Crop yield and kernel quality represent the macroscopic outcomes of optimized subterranean conditions. Yield formation depends on the continuous accumulation and strategic partitioning of photosynthetic dry matter, which is fundamentally constrained by sustained nitrogen availability [54]. Previous studies have indicated that nanocarbon amendments can enhance cereal yields [55]. Our path analysis revealed that ear row number and 100-kernel weight are the primary determinants of yield improvement.

The G2 and G3 treatments significantly increased cob diameter, kernel row count, and ultimately achieved a 10.81% increase in per-plant yield. This improvement is directly linked to graphene-mediated soil changes: structural loosening facilitated broader and deeper root proliferation for enhanced nutrient foraging [56]. Concurrently, the synchronized slow-release of NO₃⁻ and NH₄⁺, coupled with elevated NR and NiR activities during the critical VT-to-R3 transition, ensured that maize plants experienced no transient nitrogen deficiency during the high-demand grain-filling period.

The biochemical composition of maize kernels also underwent significant restructuring. Our quality analysis showed that graphene application significantly increased glutelin and total crude protein content, along with substantial increases in soluble sugars and sucrose. Conversely, amylopectin accumulation was markedly suppressed. This indicates metabolic reprioritization: the enhanced nitrogen supply mediated by graphene selectively promoted amino acid and protein synthesis pathways, channeling carbon skeletons toward protein and sucrose production at the expense of starch polymerization [57]. Consequently, graphene not only enhances yield but also improves the nutritional quality of maize grain.

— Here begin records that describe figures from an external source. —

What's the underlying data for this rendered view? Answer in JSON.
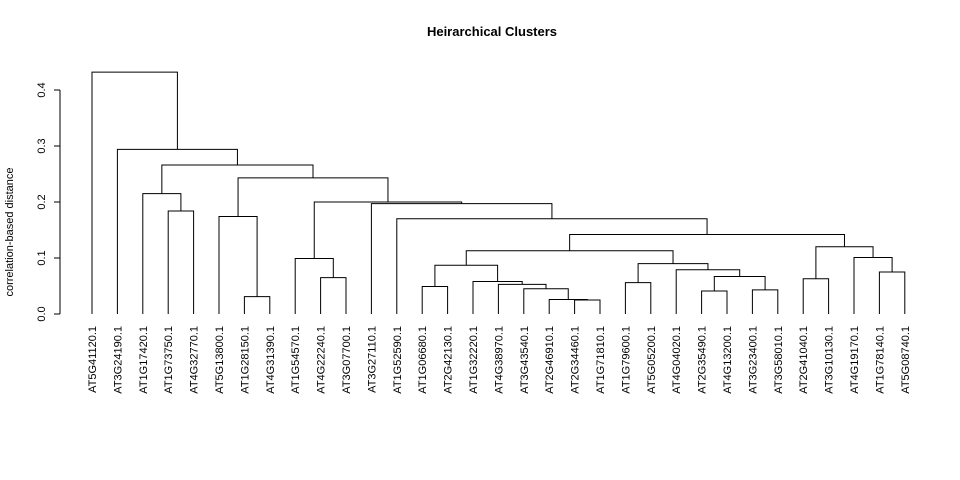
{
  "chart_data": {
    "type": "dendrogram",
    "title": "Heirarchical Clusters",
    "xlabel": "",
    "ylabel": "correlation-based distance",
    "ylim": [
      0,
      0.45
    ],
    "yticks": [
      "0.0",
      "0.1",
      "0.2",
      "0.3",
      "0.4"
    ],
    "ytick_values": [
      0,
      0.1,
      0.2,
      0.3,
      0.4
    ],
    "grid": false,
    "leaves": [
      "AT5G41120.1",
      "AT3G24190.1",
      "AT1G17420.1",
      "AT1G73750.1",
      "AT4G32770.1",
      "AT5G13800.1",
      "AT1G28150.1",
      "AT4G31390.1",
      "AT1G54570.1",
      "AT4G22240.1",
      "AT3G07700.1",
      "AT3G27110.1",
      "AT1G52590.1",
      "AT1G06680.1",
      "AT2G42130.1",
      "AT1G32220.1",
      "AT4G38970.1",
      "AT3G43540.1",
      "AT2G46910.1",
      "AT2G34460.1",
      "AT1G71810.1",
      "AT1G79600.1",
      "AT5G05200.1",
      "AT4G04020.1",
      "AT2G35490.1",
      "AT4G13200.1",
      "AT3G23400.1",
      "AT3G58010.1",
      "AT2G41040.1",
      "AT3G10130.1",
      "AT4G19170.1",
      "AT1G78140.1",
      "AT5G08740.1"
    ],
    "merges": [
      {
        "a": 19,
        "b": 20,
        "height": 0.025
      },
      {
        "a": 18,
        "b": "m0",
        "height": 0.026
      },
      {
        "a": 6,
        "b": 7,
        "height": 0.031
      },
      {
        "a": 24,
        "b": 25,
        "height": 0.041
      },
      {
        "a": 26,
        "b": 27,
        "height": 0.043
      },
      {
        "a": 17,
        "b": "m1",
        "height": 0.045
      },
      {
        "a": 13,
        "b": 14,
        "height": 0.049
      },
      {
        "a": 16,
        "b": "m5",
        "height": 0.053
      },
      {
        "a": 21,
        "b": 22,
        "height": 0.056
      },
      {
        "a": 15,
        "b": "m7",
        "height": 0.058
      },
      {
        "a": 28,
        "b": 29,
        "height": 0.063
      },
      {
        "a": 10,
        "b": 9,
        "height": 0.065,
        "order": "rev"
      },
      {
        "a": "m3",
        "b": "m4",
        "height": 0.067
      },
      {
        "a": 31,
        "b": 32,
        "height": 0.075
      },
      {
        "a": 23,
        "b": "m12",
        "height": 0.079
      },
      {
        "a": "m6",
        "b": "m9",
        "height": 0.087
      },
      {
        "a": "m8",
        "b": "m14",
        "height": 0.09
      },
      {
        "a": 8,
        "b": "m11",
        "height": 0.099
      },
      {
        "a": 30,
        "b": "m13",
        "height": 0.101
      },
      {
        "a": "m15",
        "b": "m16",
        "height": 0.113
      },
      {
        "a": "m10",
        "b": "m18",
        "height": 0.12
      },
      {
        "a": "m19",
        "b": "m20",
        "height": 0.142
      },
      {
        "a": 12,
        "b": "m21",
        "height": 0.17
      },
      {
        "a": 5,
        "b": "m2",
        "height": 0.174
      },
      {
        "a": 4,
        "b": 3,
        "height": 0.184,
        "order": "rev"
      },
      {
        "a": 11,
        "b": "m22",
        "height": 0.197
      },
      {
        "a": "m17",
        "b": "m25",
        "height": 0.2
      },
      {
        "a": 2,
        "b": "m24",
        "height": 0.215
      },
      {
        "a": "m23",
        "b": "m26",
        "height": 0.243
      },
      {
        "a": "m27",
        "b": "m28",
        "height": 0.266
      },
      {
        "a": 1,
        "b": "m29",
        "height": 0.294
      },
      {
        "a": 0,
        "b": "m30",
        "height": 0.432
      }
    ]
  }
}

This study acknowledges certain limitations. The experimental period covers a single growing cycle; therefore, the long-term fate of graphene in soil—including its degradation dynamics and persistent effects on microbial community structure—requires extended field-scale investigation. Future research should integrate advanced transcriptomic and stable isotope probing (SIP) technologies to elucidate the molecular mechanisms and gene regulatory networks through which graphene influences functional nitrogen-cycling microbial communities, supporting the validation of this nanotechnology for commercial agricultural application [56].

5. Conclusions

Appropriate application rate of graphene reduces soil bulk density, enhances the stability of soil aggregates, and increases the mean weight diameter (MWD), water-stable aggregate (WSA) content, and geometric mean diameter (GMD). These improvements lead to better soil aeration and water retention. Moreover, graphene activates nitrogen in the soil and strengthens its nitrogen supply capacity. It also significantly boosts the activity of nitrogen metabolism-related enzymes, promotes soil nitrogen transformation, and further enhances nitrogen availability. These changes provide a material basis for increasing maize yield and improving kernel quality. As a promising nano-carbon material for agricultural application, The graphene application rate of 2 g·kg⁻¹ exhibited the most pronounced effects in this study.